The speakers spoke to the notion of experience being the ultimate arbitrator of reality and how many revivalistic and essentially gnostic (the term being used early in English to describe how the book of Revelation characterized the sin of Thyatira) presentations of the Gospel appeal primarily to a crisis moment or internal realization (self-actualization if you will).
The point being this: being reborn is not a process that begins by awaking something inside you, but is a process that comes from without and invades the person (reaching to the very core of said person).
It is not to say that being reborn does not also incorporate and envelop a set of experiences perceived and interpreted by the object. Being reborn and having Christ reside in you through the invasion of the Spirit may rightly be said to necessitate some experience. However, the faith and the facts and testimony of the early Apostles was not often that of their life experience, but of the fact of Jesus' deity as evidenced by His life, death, and resurrection. These are objective, historical facts. The Gospel was fulfilled one specific afternoon by a specific man who was God nailed to a specific cross by specific roman soldiers. This happened once for all.
Reality cannot be held hostage to experience.
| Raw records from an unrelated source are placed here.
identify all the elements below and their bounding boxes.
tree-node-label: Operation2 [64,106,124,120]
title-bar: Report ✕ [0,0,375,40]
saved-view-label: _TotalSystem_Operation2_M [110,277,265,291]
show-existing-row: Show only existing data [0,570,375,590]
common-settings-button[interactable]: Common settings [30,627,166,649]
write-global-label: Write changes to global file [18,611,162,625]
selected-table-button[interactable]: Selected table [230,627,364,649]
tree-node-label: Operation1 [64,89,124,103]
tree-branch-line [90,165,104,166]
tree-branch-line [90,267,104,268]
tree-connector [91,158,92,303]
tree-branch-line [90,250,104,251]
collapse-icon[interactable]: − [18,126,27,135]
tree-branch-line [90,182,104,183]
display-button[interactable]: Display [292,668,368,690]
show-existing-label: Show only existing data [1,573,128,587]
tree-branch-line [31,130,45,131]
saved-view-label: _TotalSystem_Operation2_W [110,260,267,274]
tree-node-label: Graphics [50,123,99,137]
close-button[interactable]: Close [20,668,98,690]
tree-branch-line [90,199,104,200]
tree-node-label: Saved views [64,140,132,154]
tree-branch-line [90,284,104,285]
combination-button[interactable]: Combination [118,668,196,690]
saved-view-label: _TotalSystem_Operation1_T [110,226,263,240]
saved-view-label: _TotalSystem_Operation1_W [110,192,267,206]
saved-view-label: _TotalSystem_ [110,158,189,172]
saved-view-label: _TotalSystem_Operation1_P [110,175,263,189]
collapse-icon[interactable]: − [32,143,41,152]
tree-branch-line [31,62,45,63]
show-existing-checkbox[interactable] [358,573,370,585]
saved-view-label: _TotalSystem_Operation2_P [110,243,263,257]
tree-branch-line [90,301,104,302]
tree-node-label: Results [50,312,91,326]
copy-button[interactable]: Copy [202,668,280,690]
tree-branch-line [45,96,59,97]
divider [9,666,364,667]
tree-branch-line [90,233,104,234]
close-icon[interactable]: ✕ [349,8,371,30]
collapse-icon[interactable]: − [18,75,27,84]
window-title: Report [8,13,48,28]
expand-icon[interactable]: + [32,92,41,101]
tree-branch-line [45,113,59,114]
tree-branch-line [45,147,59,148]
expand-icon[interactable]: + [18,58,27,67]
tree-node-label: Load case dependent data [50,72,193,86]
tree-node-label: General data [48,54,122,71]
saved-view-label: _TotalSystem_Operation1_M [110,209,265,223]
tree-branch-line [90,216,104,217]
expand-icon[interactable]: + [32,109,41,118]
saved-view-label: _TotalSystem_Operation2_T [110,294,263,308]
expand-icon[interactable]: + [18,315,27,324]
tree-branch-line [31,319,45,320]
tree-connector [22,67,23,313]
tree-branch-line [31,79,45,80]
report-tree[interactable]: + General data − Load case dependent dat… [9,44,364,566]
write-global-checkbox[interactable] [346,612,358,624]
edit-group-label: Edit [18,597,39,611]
Experience can interpret reality, but it cannot define it.
The Truth and the Faith are not subject to your subjective feelings about it.
That leads to two very potent conclusions:
(1) Some people are not saved simply because they had a liver shiver back at summer camp in the 7th grade.
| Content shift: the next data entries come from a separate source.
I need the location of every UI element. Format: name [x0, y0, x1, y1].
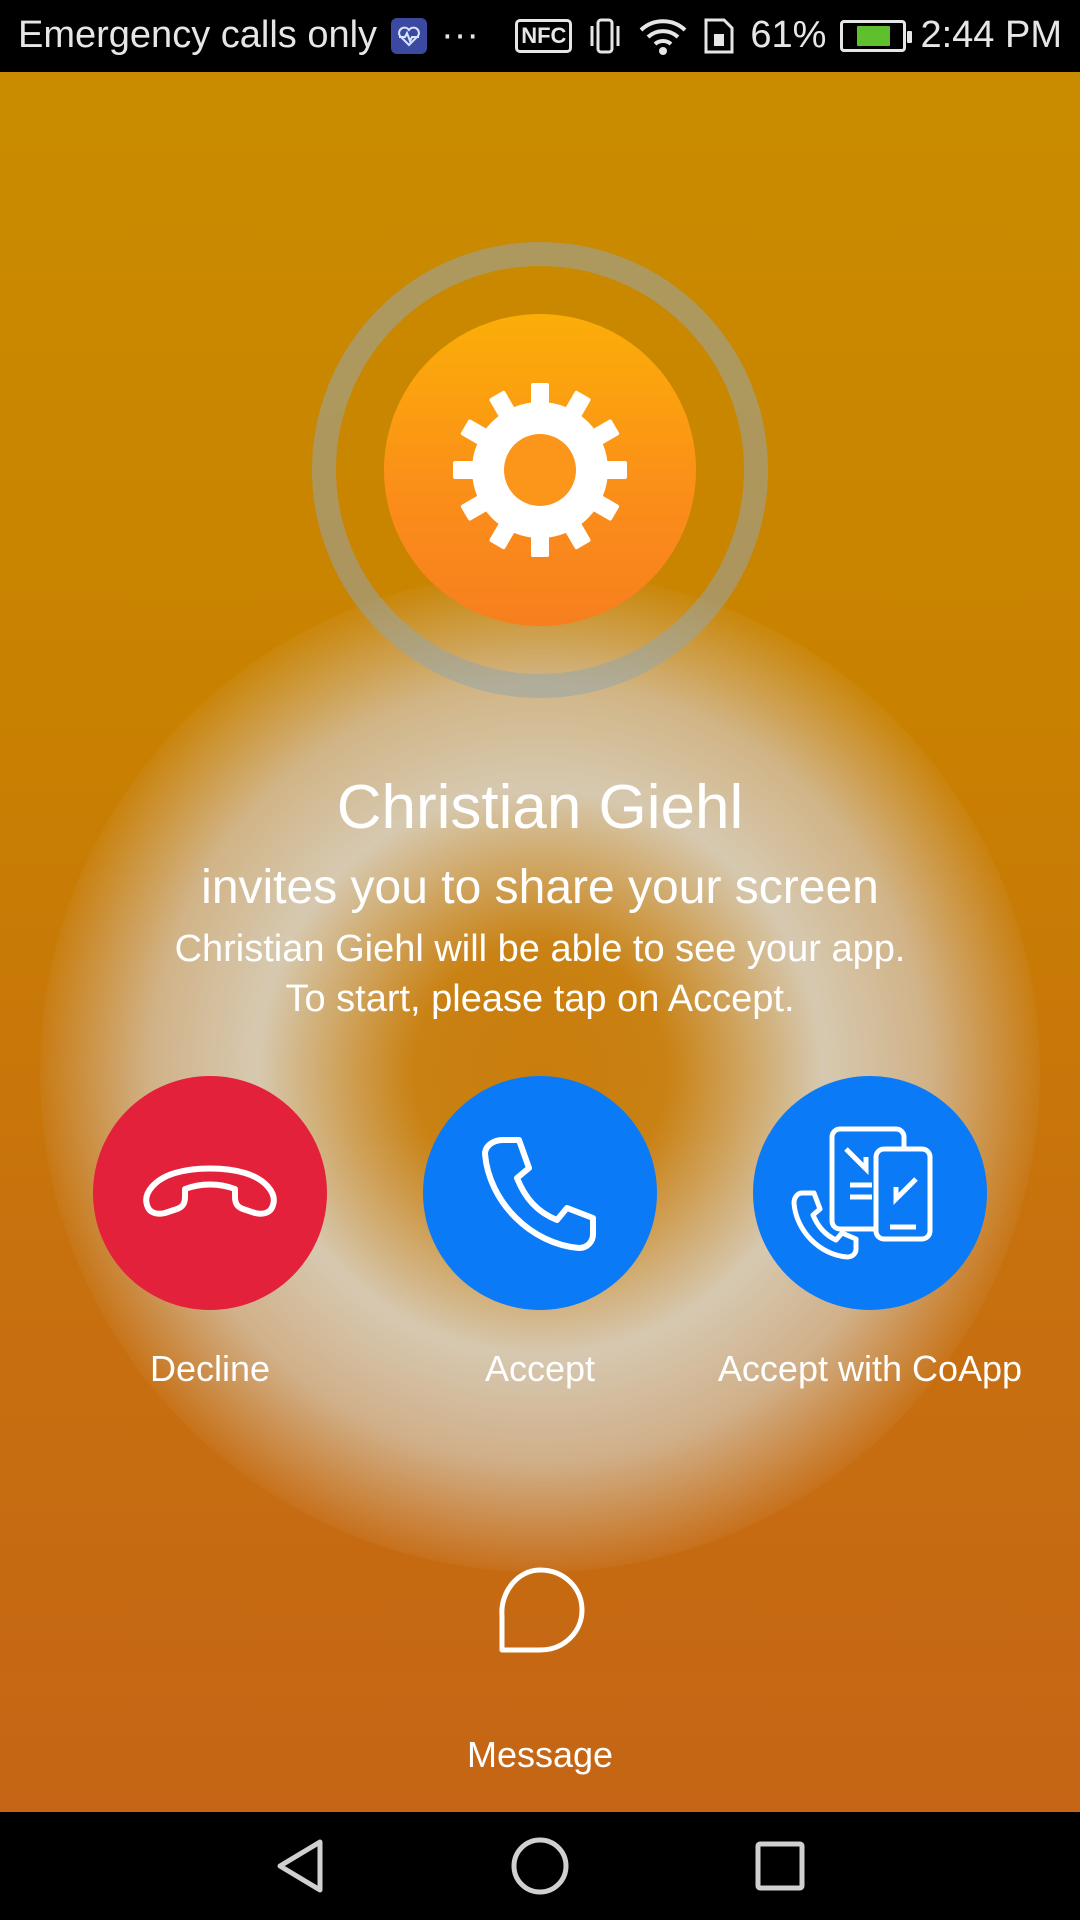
carrier-text: Emergency calls only	[18, 14, 378, 56]
message-button[interactable]	[480, 1552, 600, 1672]
sim-icon	[702, 16, 736, 56]
hang-up-icon	[143, 1165, 277, 1217]
decline-button[interactable]	[93, 1076, 327, 1310]
incoming-call-screen: Christian Giehl invites you to share you…	[0, 72, 1080, 1812]
navigation-bar	[0, 1812, 1080, 1920]
battery-level-fill	[857, 25, 890, 46]
accept-label: Accept	[484, 1348, 596, 1389]
health-app-icon	[391, 17, 428, 54]
info-text-line-2: To start, please tap on Accept.	[285, 978, 795, 1020]
caller-avatar	[384, 314, 696, 626]
info-text-line-1: Christian Giehl will be able to see your…	[174, 928, 906, 970]
message-label: Message	[466, 1734, 614, 1775]
status-bar: Emergency calls only ··· NFC 61% 2:44 PM	[0, 0, 1080, 72]
home-icon	[511, 1837, 569, 1895]
nfc-icon: NFC	[515, 18, 573, 53]
caller-name: Christian Giehl	[336, 773, 744, 842]
coapp-share-icon	[791, 1126, 933, 1260]
gear-icon	[453, 383, 627, 557]
accept-with-coapp-label: Accept with CoApp	[717, 1348, 1023, 1389]
background-glow	[40, 572, 1040, 1572]
battery-charging-icon	[840, 19, 913, 52]
wifi-icon	[638, 16, 688, 56]
back-button[interactable]	[260, 1834, 340, 1898]
invite-text: invites you to share your screen	[201, 861, 879, 914]
home-button[interactable]	[500, 1834, 580, 1898]
clock: 2:44 PM	[920, 14, 1062, 56]
accept-with-coapp-button[interactable]	[753, 1076, 987, 1310]
recents-icon	[755, 1841, 805, 1891]
back-icon	[277, 1839, 323, 1893]
battery-percent: 61%	[750, 14, 827, 56]
vibrate-icon	[586, 16, 624, 56]
accept-button[interactable]	[423, 1076, 657, 1310]
more-notifications-icon: ···	[441, 14, 480, 56]
message-bubble-icon	[499, 1567, 585, 1653]
decline-label: Decline	[149, 1348, 271, 1389]
phone-icon	[482, 1137, 596, 1251]
recents-button[interactable]	[740, 1834, 820, 1898]
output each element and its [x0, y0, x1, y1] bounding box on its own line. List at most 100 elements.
(2) Some people are held strong and safe in the hands of the Savior though their feelings ebb and flow daily and their love precipices, peaks, valleys, and falls short day to day.
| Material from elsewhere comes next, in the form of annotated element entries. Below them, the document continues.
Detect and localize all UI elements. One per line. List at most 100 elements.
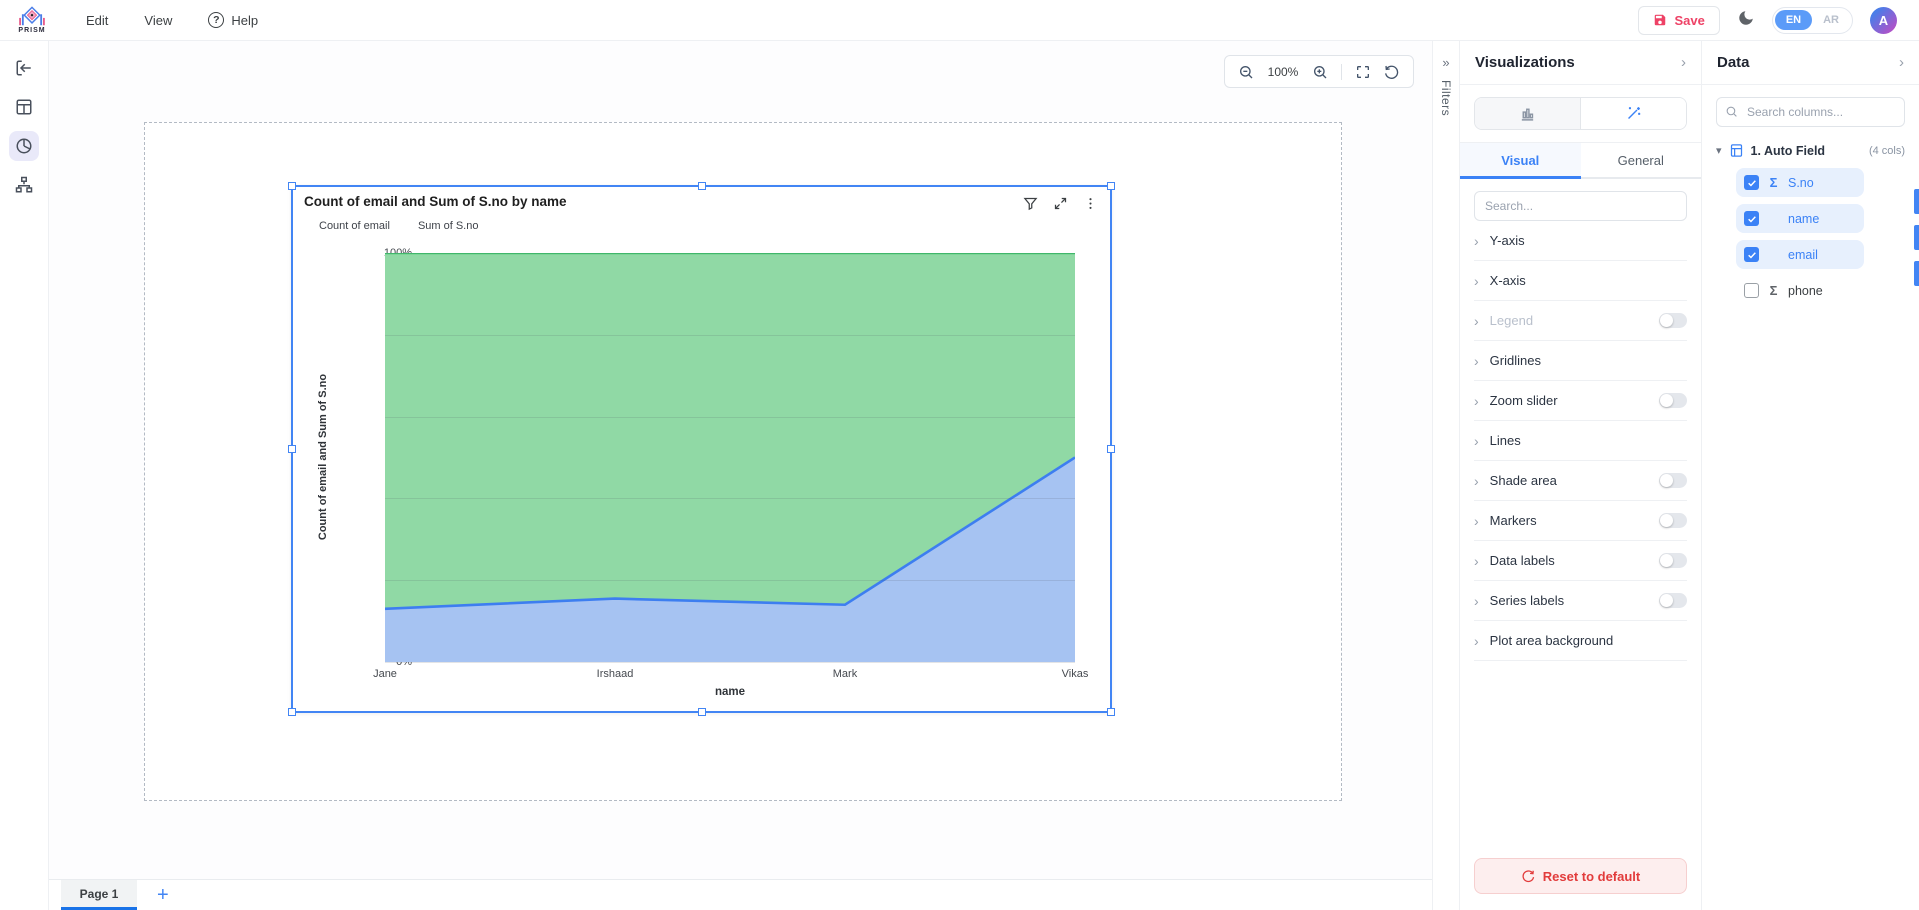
- collapse-data-icon[interactable]: ›: [1899, 55, 1904, 70]
- layout-tool-button[interactable]: [9, 92, 39, 122]
- exit-icon: [15, 59, 33, 77]
- toggle-switch-off[interactable]: [1659, 553, 1687, 568]
- exit-button[interactable]: [9, 53, 39, 83]
- prism-logo-icon: [18, 6, 46, 28]
- save-button[interactable]: Save: [1638, 6, 1719, 35]
- chevron-right-icon: ›: [1474, 633, 1479, 649]
- toggle-switch-off[interactable]: [1659, 313, 1687, 328]
- layout-grid-icon: [15, 98, 33, 116]
- sigma-icon: Σ: [1767, 283, 1780, 298]
- menu-view[interactable]: View: [144, 13, 172, 28]
- chart-tool-button[interactable]: [9, 131, 39, 161]
- resize-handle[interactable]: [288, 445, 296, 453]
- viz-option-label: Series labels: [1490, 593, 1564, 608]
- viz-option-label: Plot area background: [1490, 633, 1614, 648]
- chevron-right-icon: ›: [1474, 393, 1479, 409]
- menu-help[interactable]: ? Help: [208, 12, 258, 28]
- gridline: [385, 253, 1075, 254]
- expand-filters-icon[interactable]: »: [1442, 55, 1449, 70]
- logo-wordmark: PRISM: [18, 27, 45, 34]
- design-canvas[interactable]: 100% Count of email and Sum of S.no by n…: [49, 41, 1432, 910]
- zoom-out-button[interactable]: [1238, 64, 1254, 80]
- resize-handle[interactable]: [698, 708, 706, 716]
- add-page-button[interactable]: +: [157, 885, 169, 905]
- viz-option-gridlines[interactable]: ›Gridlines: [1474, 341, 1687, 381]
- resize-handle[interactable]: [288, 182, 296, 190]
- tab-visual[interactable]: Visual: [1460, 143, 1581, 177]
- menu-edit[interactable]: Edit: [86, 13, 108, 28]
- filters-rail-label[interactable]: Filters: [1439, 80, 1453, 116]
- viz-option-label: Markers: [1490, 513, 1537, 528]
- legend-item[interactable]: Count of email: [319, 220, 390, 232]
- gridline: [385, 662, 1075, 663]
- visualizations-title: Visualizations: [1475, 54, 1575, 71]
- legend-item[interactable]: Sum of S.no: [418, 220, 479, 232]
- viz-option-plot-area-background[interactable]: › Plot area background: [1474, 621, 1687, 661]
- canvas-zoom-toolbar: 100%: [1224, 55, 1414, 88]
- viz-option-markers[interactable]: ›Markers: [1474, 501, 1687, 541]
- zoom-in-button[interactable]: [1312, 64, 1328, 80]
- chart-type-button[interactable]: [1475, 98, 1581, 129]
- resize-handle[interactable]: [1107, 445, 1115, 453]
- chevron-right-icon: ›: [1474, 233, 1479, 249]
- field-checkbox[interactable]: [1744, 211, 1759, 226]
- toggle-switch-off[interactable]: [1659, 393, 1687, 408]
- toggle-switch-off[interactable]: [1659, 593, 1687, 608]
- app-logo[interactable]: PRISM: [10, 6, 54, 34]
- viz-option-label: Data labels: [1490, 553, 1555, 568]
- chevron-down-icon[interactable]: ▾: [1716, 144, 1722, 157]
- lang-en[interactable]: EN: [1775, 10, 1812, 30]
- search-columns-input[interactable]: [1716, 97, 1905, 127]
- dataset-group-row[interactable]: ▾ 1. Auto Field (4 cols): [1716, 143, 1905, 158]
- viz-option-x-axis[interactable]: ›X-axis: [1474, 261, 1687, 301]
- resize-handle[interactable]: [1107, 182, 1115, 190]
- field-row-name[interactable]: name: [1736, 204, 1864, 233]
- avatar[interactable]: A: [1870, 7, 1897, 34]
- reset-to-default-button[interactable]: Reset to default: [1474, 858, 1687, 894]
- page-tab[interactable]: Page 1: [61, 880, 137, 910]
- x-tick-label: Jane: [373, 668, 397, 680]
- lang-ar[interactable]: AR: [1812, 10, 1850, 30]
- hierarchy-tool-button[interactable]: [9, 170, 39, 200]
- viz-option-label: X-axis: [1490, 273, 1526, 288]
- dataset-group-name: 1. Auto Field: [1751, 144, 1826, 158]
- language-toggle[interactable]: EN AR: [1772, 7, 1853, 34]
- field-name: name: [1788, 212, 1819, 226]
- viz-option-y-axis[interactable]: ›Y-axis: [1474, 221, 1687, 261]
- toggle-switch-off[interactable]: [1659, 473, 1687, 488]
- resize-handle[interactable]: [1107, 708, 1115, 716]
- viz-option-series-labels[interactable]: ›Series labels: [1474, 581, 1687, 621]
- zoom-level: 100%: [1267, 65, 1299, 79]
- style-magic-button[interactable]: [1581, 98, 1686, 129]
- viz-option-label: Shade area: [1490, 473, 1557, 488]
- field-row-sno[interactable]: ΣS.no: [1736, 168, 1864, 197]
- resize-handle[interactable]: [288, 708, 296, 716]
- reset-view-button[interactable]: [1384, 64, 1400, 80]
- dark-mode-toggle[interactable]: [1737, 9, 1755, 32]
- viz-option-data-labels[interactable]: ›Data labels: [1474, 541, 1687, 581]
- field-checkbox[interactable]: [1744, 175, 1759, 190]
- field-checkbox[interactable]: [1744, 247, 1759, 262]
- field-checkbox[interactable]: [1744, 283, 1759, 298]
- viz-option-shade-area[interactable]: ›Shade area: [1474, 461, 1687, 501]
- widget-expand-button[interactable]: [1053, 196, 1068, 211]
- widget-menu-button[interactable]: [1083, 196, 1098, 211]
- widget-filter-button[interactable]: [1023, 196, 1038, 211]
- chart-mode-switch: [1474, 97, 1687, 130]
- resize-handle[interactable]: [698, 182, 706, 190]
- viz-search-input[interactable]: [1474, 191, 1687, 221]
- viz-option-legend[interactable]: ›Legend: [1474, 301, 1687, 341]
- x-axis-title: name: [385, 686, 1075, 698]
- chart-title: Count of email and Sum of S.no by name: [304, 194, 567, 209]
- chart-widget[interactable]: Count of email and Sum of S.no by name C…: [291, 185, 1112, 713]
- toggle-switch-off[interactable]: [1659, 513, 1687, 528]
- collapse-visualizations-icon[interactable]: ›: [1681, 55, 1686, 70]
- viz-option-lines[interactable]: ›Lines: [1474, 421, 1687, 461]
- viz-option-zoom-slider[interactable]: ›Zoom slider: [1474, 381, 1687, 421]
- sitemap-icon: [15, 176, 33, 194]
- field-row-email[interactable]: email: [1736, 240, 1864, 269]
- fit-screen-button[interactable]: [1355, 64, 1371, 80]
- field-row-phone[interactable]: Σphone: [1736, 276, 1864, 305]
- tab-general[interactable]: General: [1581, 143, 1702, 177]
- table-file-icon: [1729, 143, 1744, 158]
Faith may be subjective only in that it is hard to define using concrete terms. It is difficult to assess using merely a checklist. Do you have faith? How much faith do you have? Do you have more or less faith than you had yesterday? These are not easy questions and we immediately jump to subjective means by which to gauge progress/regress/success. Experiences may be awesome or horrifying, but neither make Jesus' claim truer or falser.
At the end of the day the Christian does not merely fall back on "I know He lives because He lives in me" as proof that Jesus is alive.
Jesus is alive because the tomb is empty! Hallelujah! What a Savior! He is not alive because you believe Him to be.
He is alive despite many believing He is dead!
We are called to examine ourselves to see if we are in the faith. That exhortation is followed however with the reminder that we cannot do anything against the Truth. The Truth is outside of us. It enters into us by the Holy Spirit's testimony of Jesus Christ. Even in that event however, the Truth is a foreign agent regenerating us from without, not from within. What I mean by that is if the Spirit is to make us perfect and holy in the sight of God, it will be by using divine influence and hardware that comes from the outside of us and is imputed/placed to/into us -- not by using the natural machinery found already in us.
"We are so obsessed with our beautiful little inward selves" ~ Dr. Michael Horton
It is worthy of noting and meditating on how you felt during the first days of your relationship with Jesus. It is not the feelings, however, that make Jesus real or alive. It is not our feelings about Jesus that saved us then nor sustain us now. It is our belief and faith in Him as our righteousness, our LORD and our devotion to Him in covenant love inspired by the Holy Spirit.
I am not less married to my wife when I am angry with her. I am not less committed to her. My marriage is not contingent on my feelings toward my wife. It certainly does influence my marriage with my wife and definitely is a part of its growth and experience. However, we are married because of the vows we made and the God before Whom we made them.